Can a Swiss landlord charge a fee if you renounce to rent an apartment?

Say you signed a registration for a flat in Switzerland, but then changed your mind. What, if any, fees are you liable for if you decide to withdraw your application?

Can a Swiss landlord charge a fee if you renounce to rent an apartment?

In some areas of Switzerland, good and reasonably priced rental properties are difficult to come by, so once you find one, you hold on to it for dear life.

But it can also happen that you change your mind for whatever reason and no longer want to proceed with the rental.

What happens then?

Some rental agencies’ registration forms include a clause stating that if you cancel after a contract has been prepared, you have to pay between 150 and 200 to cover administration costs — even if the contract hasn’t yet been signed.

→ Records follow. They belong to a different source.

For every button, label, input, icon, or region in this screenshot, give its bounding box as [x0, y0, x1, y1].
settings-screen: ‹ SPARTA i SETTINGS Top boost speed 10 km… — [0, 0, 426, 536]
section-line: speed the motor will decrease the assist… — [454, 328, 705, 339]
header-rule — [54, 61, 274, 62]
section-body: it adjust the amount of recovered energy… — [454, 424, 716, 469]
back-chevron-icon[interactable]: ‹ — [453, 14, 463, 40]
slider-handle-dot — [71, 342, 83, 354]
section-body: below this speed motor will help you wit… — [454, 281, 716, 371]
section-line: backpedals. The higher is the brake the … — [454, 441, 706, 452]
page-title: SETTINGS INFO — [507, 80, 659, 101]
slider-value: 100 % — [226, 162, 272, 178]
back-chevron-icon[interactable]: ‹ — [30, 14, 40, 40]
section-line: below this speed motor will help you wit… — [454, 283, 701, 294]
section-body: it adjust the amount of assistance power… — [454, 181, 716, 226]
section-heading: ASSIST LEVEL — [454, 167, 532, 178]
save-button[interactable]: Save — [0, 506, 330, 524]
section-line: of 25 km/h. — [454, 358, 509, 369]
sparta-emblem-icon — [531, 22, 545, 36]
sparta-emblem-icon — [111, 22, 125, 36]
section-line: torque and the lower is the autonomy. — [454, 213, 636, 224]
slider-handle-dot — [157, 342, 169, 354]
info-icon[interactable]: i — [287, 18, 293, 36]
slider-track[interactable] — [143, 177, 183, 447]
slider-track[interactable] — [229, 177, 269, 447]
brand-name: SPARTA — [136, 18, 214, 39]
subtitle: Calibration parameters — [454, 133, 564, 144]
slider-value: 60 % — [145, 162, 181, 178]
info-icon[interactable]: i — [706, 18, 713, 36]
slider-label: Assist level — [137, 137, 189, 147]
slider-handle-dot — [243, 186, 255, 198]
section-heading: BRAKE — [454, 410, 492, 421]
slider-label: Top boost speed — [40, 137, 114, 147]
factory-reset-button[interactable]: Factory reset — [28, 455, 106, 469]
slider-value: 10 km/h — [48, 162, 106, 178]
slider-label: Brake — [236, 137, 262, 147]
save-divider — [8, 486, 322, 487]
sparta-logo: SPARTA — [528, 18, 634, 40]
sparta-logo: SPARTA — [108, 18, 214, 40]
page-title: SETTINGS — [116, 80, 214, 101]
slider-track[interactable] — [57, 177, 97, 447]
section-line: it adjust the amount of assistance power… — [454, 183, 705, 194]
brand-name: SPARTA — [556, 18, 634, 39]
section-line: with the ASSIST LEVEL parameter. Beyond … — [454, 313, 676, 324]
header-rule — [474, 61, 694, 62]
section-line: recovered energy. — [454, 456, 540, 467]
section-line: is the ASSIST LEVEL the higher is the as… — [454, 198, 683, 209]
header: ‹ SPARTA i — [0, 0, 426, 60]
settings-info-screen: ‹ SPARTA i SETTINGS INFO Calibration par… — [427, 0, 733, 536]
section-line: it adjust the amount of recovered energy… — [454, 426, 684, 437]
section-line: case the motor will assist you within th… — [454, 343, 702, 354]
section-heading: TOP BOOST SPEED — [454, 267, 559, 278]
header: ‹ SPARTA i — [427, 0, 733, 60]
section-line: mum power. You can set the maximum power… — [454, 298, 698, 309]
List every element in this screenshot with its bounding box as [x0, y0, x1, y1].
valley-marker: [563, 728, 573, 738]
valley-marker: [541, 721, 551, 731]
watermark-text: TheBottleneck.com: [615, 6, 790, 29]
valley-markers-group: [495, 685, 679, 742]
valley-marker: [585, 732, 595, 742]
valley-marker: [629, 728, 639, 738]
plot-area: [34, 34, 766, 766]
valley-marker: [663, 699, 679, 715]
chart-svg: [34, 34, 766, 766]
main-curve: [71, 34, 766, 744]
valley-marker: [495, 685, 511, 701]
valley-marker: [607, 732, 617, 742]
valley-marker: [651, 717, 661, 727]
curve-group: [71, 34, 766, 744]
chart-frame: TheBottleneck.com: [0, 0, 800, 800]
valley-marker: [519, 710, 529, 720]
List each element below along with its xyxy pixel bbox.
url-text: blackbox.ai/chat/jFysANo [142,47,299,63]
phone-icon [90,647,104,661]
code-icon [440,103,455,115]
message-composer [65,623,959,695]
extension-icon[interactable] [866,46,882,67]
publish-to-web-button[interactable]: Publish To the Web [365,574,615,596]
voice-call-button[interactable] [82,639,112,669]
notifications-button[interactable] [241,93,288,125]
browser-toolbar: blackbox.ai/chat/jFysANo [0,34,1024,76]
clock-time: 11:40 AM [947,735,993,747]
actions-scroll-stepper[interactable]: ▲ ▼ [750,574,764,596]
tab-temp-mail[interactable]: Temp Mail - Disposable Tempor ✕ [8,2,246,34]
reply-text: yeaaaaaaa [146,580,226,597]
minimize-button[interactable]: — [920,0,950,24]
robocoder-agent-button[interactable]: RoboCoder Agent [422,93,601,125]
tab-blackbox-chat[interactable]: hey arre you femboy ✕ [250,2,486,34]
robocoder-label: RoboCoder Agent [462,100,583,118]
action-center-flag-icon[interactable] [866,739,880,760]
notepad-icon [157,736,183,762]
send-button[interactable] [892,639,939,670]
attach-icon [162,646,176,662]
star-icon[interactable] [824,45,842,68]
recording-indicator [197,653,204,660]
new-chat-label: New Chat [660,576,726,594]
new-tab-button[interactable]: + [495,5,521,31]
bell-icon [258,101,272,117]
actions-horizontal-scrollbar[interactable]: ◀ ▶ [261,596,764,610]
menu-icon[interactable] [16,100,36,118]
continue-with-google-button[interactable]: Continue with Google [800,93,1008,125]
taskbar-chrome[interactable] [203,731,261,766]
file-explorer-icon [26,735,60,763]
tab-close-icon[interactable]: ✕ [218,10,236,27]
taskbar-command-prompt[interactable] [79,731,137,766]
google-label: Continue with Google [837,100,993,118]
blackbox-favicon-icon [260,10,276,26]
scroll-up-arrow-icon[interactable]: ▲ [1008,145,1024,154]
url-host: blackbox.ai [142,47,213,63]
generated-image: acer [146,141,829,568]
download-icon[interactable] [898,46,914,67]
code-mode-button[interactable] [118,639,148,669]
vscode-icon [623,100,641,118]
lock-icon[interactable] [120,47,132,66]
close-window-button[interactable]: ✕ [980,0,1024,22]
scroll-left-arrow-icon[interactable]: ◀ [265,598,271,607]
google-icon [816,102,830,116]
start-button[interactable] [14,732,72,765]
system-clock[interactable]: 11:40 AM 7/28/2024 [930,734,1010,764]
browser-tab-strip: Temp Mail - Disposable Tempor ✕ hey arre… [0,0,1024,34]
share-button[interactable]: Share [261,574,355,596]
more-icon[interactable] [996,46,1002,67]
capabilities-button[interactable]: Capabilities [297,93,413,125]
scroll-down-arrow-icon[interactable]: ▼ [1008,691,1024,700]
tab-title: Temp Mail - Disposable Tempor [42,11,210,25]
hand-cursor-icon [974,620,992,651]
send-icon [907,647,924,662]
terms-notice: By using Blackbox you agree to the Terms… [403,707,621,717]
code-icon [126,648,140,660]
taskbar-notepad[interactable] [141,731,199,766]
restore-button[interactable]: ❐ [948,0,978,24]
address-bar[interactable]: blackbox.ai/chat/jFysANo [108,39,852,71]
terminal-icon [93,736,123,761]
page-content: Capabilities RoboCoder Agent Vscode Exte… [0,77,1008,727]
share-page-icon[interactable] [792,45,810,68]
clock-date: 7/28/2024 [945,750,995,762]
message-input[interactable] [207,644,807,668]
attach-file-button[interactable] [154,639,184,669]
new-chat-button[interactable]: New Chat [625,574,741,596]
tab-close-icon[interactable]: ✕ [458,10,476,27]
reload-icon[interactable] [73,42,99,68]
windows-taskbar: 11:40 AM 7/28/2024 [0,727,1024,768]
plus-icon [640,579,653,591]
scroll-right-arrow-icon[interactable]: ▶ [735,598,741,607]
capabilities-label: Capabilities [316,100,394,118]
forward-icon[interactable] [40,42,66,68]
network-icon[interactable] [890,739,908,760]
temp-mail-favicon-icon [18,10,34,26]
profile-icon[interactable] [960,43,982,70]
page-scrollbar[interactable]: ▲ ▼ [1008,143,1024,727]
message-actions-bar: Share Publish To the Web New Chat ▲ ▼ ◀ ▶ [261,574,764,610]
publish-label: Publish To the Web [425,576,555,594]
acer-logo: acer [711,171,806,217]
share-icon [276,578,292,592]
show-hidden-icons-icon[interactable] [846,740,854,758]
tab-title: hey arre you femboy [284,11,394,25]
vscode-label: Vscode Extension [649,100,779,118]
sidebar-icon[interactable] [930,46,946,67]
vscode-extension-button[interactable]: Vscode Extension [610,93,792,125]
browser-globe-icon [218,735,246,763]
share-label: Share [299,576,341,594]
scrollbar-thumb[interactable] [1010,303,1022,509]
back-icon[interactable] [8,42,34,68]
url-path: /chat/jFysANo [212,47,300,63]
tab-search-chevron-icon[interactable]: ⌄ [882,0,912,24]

This is ostensibly for all the time and effort that went into preparing the lease.

If you are unfamiliar with Swiss laws, you may feel a duty to pay these fees, believing that if you don’t, Swiss rental police will knock on your door.

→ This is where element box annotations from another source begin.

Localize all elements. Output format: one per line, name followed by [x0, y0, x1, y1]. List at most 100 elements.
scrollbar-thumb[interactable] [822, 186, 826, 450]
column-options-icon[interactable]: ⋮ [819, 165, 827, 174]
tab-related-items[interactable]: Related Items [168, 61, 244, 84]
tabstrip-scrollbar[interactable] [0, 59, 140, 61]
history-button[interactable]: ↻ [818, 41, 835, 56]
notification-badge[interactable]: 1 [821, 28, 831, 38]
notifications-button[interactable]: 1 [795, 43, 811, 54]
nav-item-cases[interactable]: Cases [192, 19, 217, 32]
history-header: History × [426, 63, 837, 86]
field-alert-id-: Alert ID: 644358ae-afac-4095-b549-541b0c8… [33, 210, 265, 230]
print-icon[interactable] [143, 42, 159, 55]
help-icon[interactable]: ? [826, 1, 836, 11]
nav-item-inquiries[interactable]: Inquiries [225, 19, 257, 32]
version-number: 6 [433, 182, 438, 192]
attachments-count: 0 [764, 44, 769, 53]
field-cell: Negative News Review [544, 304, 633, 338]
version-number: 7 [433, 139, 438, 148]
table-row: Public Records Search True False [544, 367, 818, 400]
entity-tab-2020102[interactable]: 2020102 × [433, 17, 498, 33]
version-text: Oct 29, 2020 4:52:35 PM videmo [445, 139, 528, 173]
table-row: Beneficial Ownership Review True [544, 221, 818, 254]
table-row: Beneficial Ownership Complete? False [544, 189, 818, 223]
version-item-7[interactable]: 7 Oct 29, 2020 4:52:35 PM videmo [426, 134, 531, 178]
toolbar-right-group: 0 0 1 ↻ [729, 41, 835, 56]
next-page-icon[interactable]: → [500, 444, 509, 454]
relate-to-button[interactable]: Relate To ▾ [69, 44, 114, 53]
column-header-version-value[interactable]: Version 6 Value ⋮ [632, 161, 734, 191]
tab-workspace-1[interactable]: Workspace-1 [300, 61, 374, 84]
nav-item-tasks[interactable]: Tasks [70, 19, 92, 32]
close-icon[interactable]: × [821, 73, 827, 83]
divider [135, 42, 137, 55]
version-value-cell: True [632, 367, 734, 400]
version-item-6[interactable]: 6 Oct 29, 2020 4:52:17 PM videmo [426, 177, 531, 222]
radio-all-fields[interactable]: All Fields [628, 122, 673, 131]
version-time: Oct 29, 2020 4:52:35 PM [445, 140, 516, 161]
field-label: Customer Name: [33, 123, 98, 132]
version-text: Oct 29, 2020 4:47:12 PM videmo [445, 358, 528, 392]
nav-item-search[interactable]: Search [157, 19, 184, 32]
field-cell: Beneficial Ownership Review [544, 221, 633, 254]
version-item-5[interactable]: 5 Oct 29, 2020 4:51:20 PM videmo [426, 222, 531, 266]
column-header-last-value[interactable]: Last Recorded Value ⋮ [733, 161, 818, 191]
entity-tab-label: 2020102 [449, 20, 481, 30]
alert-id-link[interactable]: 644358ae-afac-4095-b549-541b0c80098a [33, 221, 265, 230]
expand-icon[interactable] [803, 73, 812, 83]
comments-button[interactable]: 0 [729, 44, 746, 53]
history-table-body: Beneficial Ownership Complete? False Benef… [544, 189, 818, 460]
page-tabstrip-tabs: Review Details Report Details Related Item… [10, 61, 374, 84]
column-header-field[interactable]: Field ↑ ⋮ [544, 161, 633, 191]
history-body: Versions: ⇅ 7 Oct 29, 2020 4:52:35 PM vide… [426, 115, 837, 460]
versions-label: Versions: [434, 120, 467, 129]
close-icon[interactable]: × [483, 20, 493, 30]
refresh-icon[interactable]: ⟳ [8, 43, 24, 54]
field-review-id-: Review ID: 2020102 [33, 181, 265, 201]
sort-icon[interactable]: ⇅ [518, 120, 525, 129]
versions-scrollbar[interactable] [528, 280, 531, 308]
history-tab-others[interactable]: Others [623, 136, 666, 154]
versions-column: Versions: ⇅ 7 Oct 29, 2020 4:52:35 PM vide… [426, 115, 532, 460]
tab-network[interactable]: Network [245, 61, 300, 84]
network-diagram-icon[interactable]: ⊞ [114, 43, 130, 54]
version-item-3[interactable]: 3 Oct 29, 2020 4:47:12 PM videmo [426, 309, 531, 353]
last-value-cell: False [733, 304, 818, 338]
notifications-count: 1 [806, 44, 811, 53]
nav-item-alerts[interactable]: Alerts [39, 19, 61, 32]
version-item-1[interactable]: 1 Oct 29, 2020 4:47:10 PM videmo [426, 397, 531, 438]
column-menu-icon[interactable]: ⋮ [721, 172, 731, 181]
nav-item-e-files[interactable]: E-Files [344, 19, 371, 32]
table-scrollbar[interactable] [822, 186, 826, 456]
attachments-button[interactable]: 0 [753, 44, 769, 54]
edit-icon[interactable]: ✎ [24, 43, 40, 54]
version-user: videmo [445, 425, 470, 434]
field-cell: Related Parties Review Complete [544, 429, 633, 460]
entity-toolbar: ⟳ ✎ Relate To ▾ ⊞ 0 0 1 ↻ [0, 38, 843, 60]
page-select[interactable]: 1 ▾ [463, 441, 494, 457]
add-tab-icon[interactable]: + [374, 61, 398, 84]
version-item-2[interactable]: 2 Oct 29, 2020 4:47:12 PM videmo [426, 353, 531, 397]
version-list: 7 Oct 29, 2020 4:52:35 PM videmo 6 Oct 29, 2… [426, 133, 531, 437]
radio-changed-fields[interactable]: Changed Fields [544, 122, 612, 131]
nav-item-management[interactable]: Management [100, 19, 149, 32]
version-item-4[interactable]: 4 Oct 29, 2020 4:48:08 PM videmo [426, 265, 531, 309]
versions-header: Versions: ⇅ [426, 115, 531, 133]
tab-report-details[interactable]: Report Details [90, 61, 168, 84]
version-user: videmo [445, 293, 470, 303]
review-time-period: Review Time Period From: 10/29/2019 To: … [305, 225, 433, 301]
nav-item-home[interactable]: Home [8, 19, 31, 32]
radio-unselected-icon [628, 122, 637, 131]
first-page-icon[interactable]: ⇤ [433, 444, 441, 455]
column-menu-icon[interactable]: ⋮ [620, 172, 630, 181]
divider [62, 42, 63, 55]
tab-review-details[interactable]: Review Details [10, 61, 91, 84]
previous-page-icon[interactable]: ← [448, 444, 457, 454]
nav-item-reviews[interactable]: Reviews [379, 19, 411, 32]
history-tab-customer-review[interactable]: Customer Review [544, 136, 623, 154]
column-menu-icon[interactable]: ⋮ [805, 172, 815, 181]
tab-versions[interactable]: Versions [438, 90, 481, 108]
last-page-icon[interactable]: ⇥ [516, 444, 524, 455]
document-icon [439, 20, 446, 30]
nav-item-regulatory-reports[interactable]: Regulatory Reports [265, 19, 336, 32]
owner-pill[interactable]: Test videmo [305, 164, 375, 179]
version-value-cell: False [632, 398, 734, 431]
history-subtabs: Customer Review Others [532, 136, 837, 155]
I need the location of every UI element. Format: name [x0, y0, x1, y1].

But you can relax: apart from the fact that there’s no such thing in Switzerland as “rental police”, you don’t owe the agency or landlord anything.

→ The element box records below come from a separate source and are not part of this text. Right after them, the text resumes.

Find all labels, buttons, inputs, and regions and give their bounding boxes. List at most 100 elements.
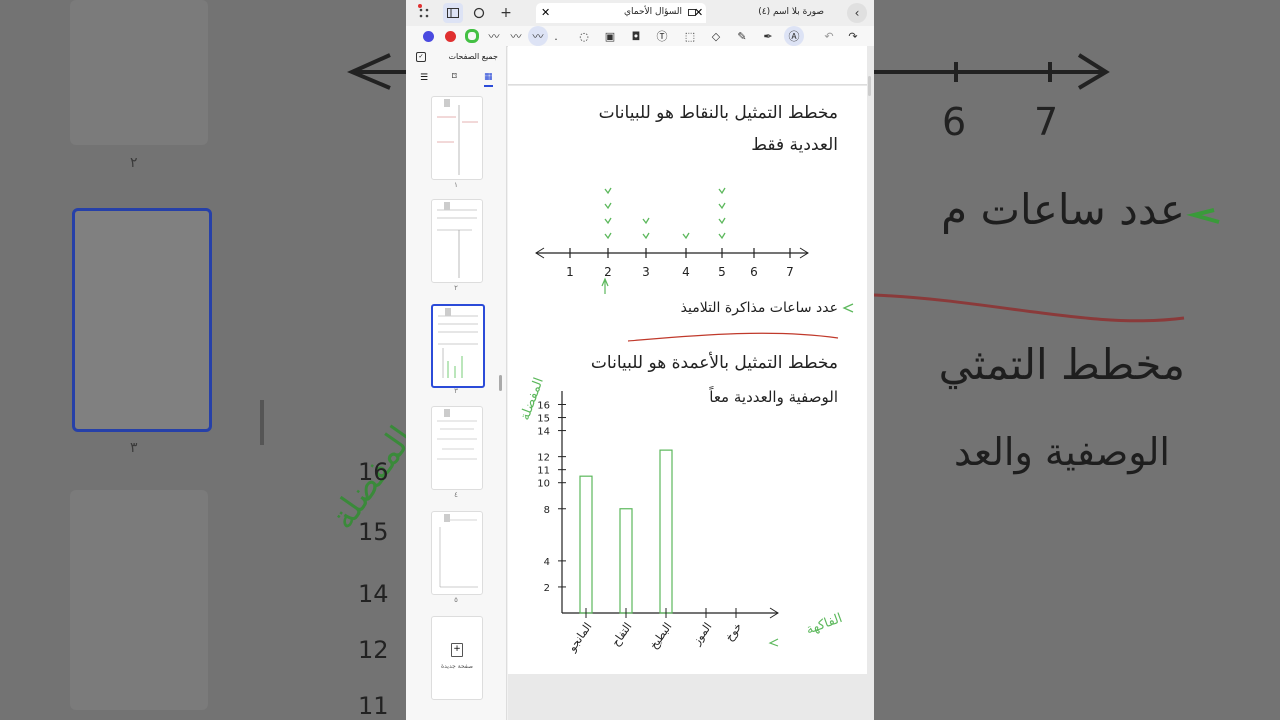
- green-check-icon: [768, 638, 779, 647]
- arrow-up-icon: [601, 277, 609, 294]
- y-tick-label: 8: [544, 505, 550, 516]
- pen-color-blue[interactable]: [418, 26, 438, 46]
- x-tick-label: البطيخ: [647, 620, 674, 651]
- dotplot-tick-label: 1: [566, 265, 574, 279]
- dotplot-mark: [718, 202, 726, 210]
- y-tick-label: 16: [537, 401, 550, 412]
- bg-num: 14: [358, 580, 389, 608]
- page-number: ١: [454, 181, 458, 189]
- dotplot-caption: عدد ساعات مذاكرة التلاميذ: [681, 300, 838, 316]
- chevron-left-icon[interactable]: ‹: [847, 3, 867, 23]
- undo-icon[interactable]: ↶: [819, 26, 839, 46]
- note-page[interactable]: مخطط التمثيل بالنقاط هو للبيانات العددية…: [508, 86, 867, 674]
- bar: [659, 449, 673, 614]
- page-thumbnail-selected[interactable]: [431, 304, 485, 388]
- sidebar-title: جميع الصفحات: [448, 52, 498, 61]
- stroke-icon[interactable]: 〰: [484, 26, 504, 46]
- x-tick-label: التفاح: [609, 620, 634, 649]
- heading-dotplot-2: العددية فقط: [751, 135, 838, 155]
- heading-barchart-2: الوصفية والعددية معاً: [709, 386, 838, 406]
- page-thumbnail[interactable]: [431, 406, 483, 490]
- add-tab-icon[interactable]: +: [496, 3, 516, 23]
- heading-barchart: مخطط التمثيل بالأعمدة هو للبيانات: [591, 352, 838, 373]
- lasso-icon[interactable]: ◌: [574, 26, 594, 46]
- dotplot-marks: [604, 187, 726, 240]
- tab-label: صورة بلا اسم (٤): [758, 7, 824, 17]
- sidebar-resize-handle[interactable]: [499, 375, 502, 391]
- text-icon[interactable]: Ⓣ: [652, 26, 672, 46]
- y-tick-label: 10: [537, 479, 550, 490]
- dotplot-mark: [642, 232, 650, 240]
- app-window: + ✕ السؤال الأحماي ✕ صورة بلا اسم (٤) ‹ …: [406, 0, 874, 720]
- y-tick-label: 14: [537, 427, 550, 438]
- x-tick-label: المانجو: [565, 620, 595, 654]
- stroke-selected-icon[interactable]: 〰: [528, 26, 548, 46]
- y-tick-label: 2: [544, 583, 550, 594]
- note-drawing: مخطط التمثيل بالنقاط هو للبيانات العددية…: [518, 103, 854, 655]
- image-icon[interactable]: ▣: [600, 26, 620, 46]
- pen-color-red[interactable]: [440, 26, 460, 46]
- bg-num: 16: [358, 458, 389, 486]
- notification-dot: [418, 4, 422, 8]
- canvas-area: مخطط التمثيل بالنقاط هو للبيانات العددية…: [508, 46, 874, 720]
- tab-active[interactable]: ✕ السؤال الأحماي: [536, 3, 706, 23]
- new-page-label: صفحة جديدة: [441, 663, 473, 670]
- dotplot-tick-label: 7: [786, 265, 794, 279]
- page-top-edge: [508, 46, 867, 85]
- page-number: ٣: [454, 387, 458, 395]
- dotplot-tick-label: 3: [642, 265, 650, 279]
- page-thumbnail[interactable]: [431, 96, 483, 180]
- dotplot-mark: [604, 232, 612, 240]
- bg-left-drawing: المفضلة 16 15 14 12 11: [260, 53, 406, 720]
- page-number: ٥: [454, 596, 458, 604]
- dot-icon[interactable]: .: [546, 26, 566, 46]
- dotplot-mark: [718, 217, 726, 225]
- bg-text: الوصفية والعد: [954, 430, 1170, 474]
- dotplot-mark: [682, 232, 690, 240]
- checkbox-icon[interactable]: ✓: [416, 52, 426, 62]
- pen-icon[interactable]: ✒: [758, 26, 778, 46]
- toolbar: 〰 〰 〰 . ◌ ▣ ◘ Ⓣ ⬚ ◇ ✎ ✒ Ⓐ ↶ ↷: [406, 26, 874, 47]
- heading-dotplot: مخطط التمثيل بالنقاط هو للبيانات: [599, 103, 838, 123]
- highlighter-icon[interactable]: Ⓐ: [784, 26, 804, 46]
- scrollbar[interactable]: [868, 76, 871, 96]
- select-icon[interactable]: ⬚: [680, 26, 700, 46]
- background-right: 6 7 عدد ساعات م مخطط التمثي الوصفية والع…: [874, 0, 1280, 720]
- bg-num: 7: [1034, 100, 1058, 144]
- page-thumbnail[interactable]: [431, 199, 483, 283]
- tab-inactive[interactable]: ✕ صورة بلا اسم (٤): [694, 3, 836, 23]
- page-number: ٢: [454, 284, 458, 292]
- page-number: ٤: [454, 491, 458, 499]
- dotplot-tick-label: 6: [750, 265, 758, 279]
- x-axis-title: الفاكهة: [804, 611, 844, 638]
- dotplot-mark: [604, 202, 612, 210]
- tab-label: السؤال الأحماي: [623, 7, 682, 17]
- list-view-icon[interactable]: ☰: [420, 73, 428, 83]
- pen-color-green[interactable]: [462, 26, 482, 46]
- grid-icon[interactable]: [414, 3, 434, 23]
- eraser-icon[interactable]: ◇: [706, 26, 726, 46]
- x-axis-labels: المانجو التفاح البطيخ الموز خوخ: [565, 620, 745, 654]
- y-tick-label: 15: [537, 414, 550, 425]
- stroke-icon[interactable]: 〰: [506, 26, 526, 46]
- bg-text: مخطط التمثي: [938, 340, 1185, 389]
- new-page-button[interactable]: + صفحة جديدة: [431, 616, 483, 700]
- bookmark-icon[interactable]: ⌑: [452, 72, 457, 82]
- dotplot-mark: [718, 232, 726, 240]
- page-thumbnail[interactable]: [431, 511, 483, 595]
- pencil-icon[interactable]: ✎: [732, 26, 752, 46]
- y-tick-label: 4: [544, 557, 550, 568]
- shapes-icon[interactable]: ◘: [626, 26, 646, 46]
- grid-view-icon[interactable]: ▦: [484, 72, 493, 87]
- redo-icon[interactable]: ↷: [843, 26, 863, 46]
- search-icon[interactable]: [469, 3, 489, 23]
- sidebar-toggle-icon[interactable]: [443, 3, 463, 23]
- close-icon[interactable]: ✕: [694, 6, 703, 19]
- pages-sidebar: جميع الصفحات ✓ ☰ ⌑ ▦ ١ ٢ ٣ ٤ ٥ + صفحة جد…: [406, 46, 507, 720]
- bg-num: 15: [358, 518, 389, 546]
- dotplot-mark: [642, 217, 650, 225]
- y-tick-label: 11: [537, 466, 550, 477]
- close-icon[interactable]: ✕: [541, 6, 550, 19]
- tab-bar: + ✕ السؤال الأحماي ✕ صورة بلا اسم (٤) ‹: [406, 0, 874, 26]
- dotplot-tick-label: 2: [604, 265, 612, 279]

That is because registrations and applications of any kind —  including those for rental properties — are non-binding until both parties have signed them. Up to this point, an application can be withdrawn without incurring any costs, even if the agency / landlord have you believe otherwise.

READ MORE: REVEALED: The six major Swiss cities where rents are falling

Why are landlords / rental agencies engaging in this practice?

To be fair, not all of them will attempt to make you pay for failing to sign the lease. Those who do are hoping you don’t know your legal rights, especially if you are a foreigner who (they hope) is still green behind the ears when it comes to rental regulations in Switzerland.

However, according to the official site of canton of Geneva (but this rule applies nationally), some exceptions could be admissible.

If applicants are not acting in “good faith” — for instance, by belatedly expressing their refusal to sign the lease and delaying the rental process while other potential tenants are kept waiting —  the landlord could ask to be compensated.

This is not a clear black-and-white situation though, as “good faith” calls for subjective judgements, ones that the landlord or rental agency could not make unless they have proof that candidates’ actions were dishonest — which is also difficult to prove.

But even in this case, the landlord “could only invoice his actual costs: the costs of drafting the lease contract and sending it out, for example”, according to the Swiss Tenants Association (ASLOCA).

You should also inform yourself about what your landlord can and cannot demand of you.

“You have to remember that just because something is written in the lease doesn’t mean it’s true”, ASLOCA said.

“Lease law is protective of the tenant and takes into consideration that the latter does not necessarily have the possibility or the resources to read and carefully negotiate any clause of his lease”.

If uncertain of what your rights and obligations are, this official government site provides useful information and  resources, including who, in your canton of residence, can help in case of a dispute with your landlord.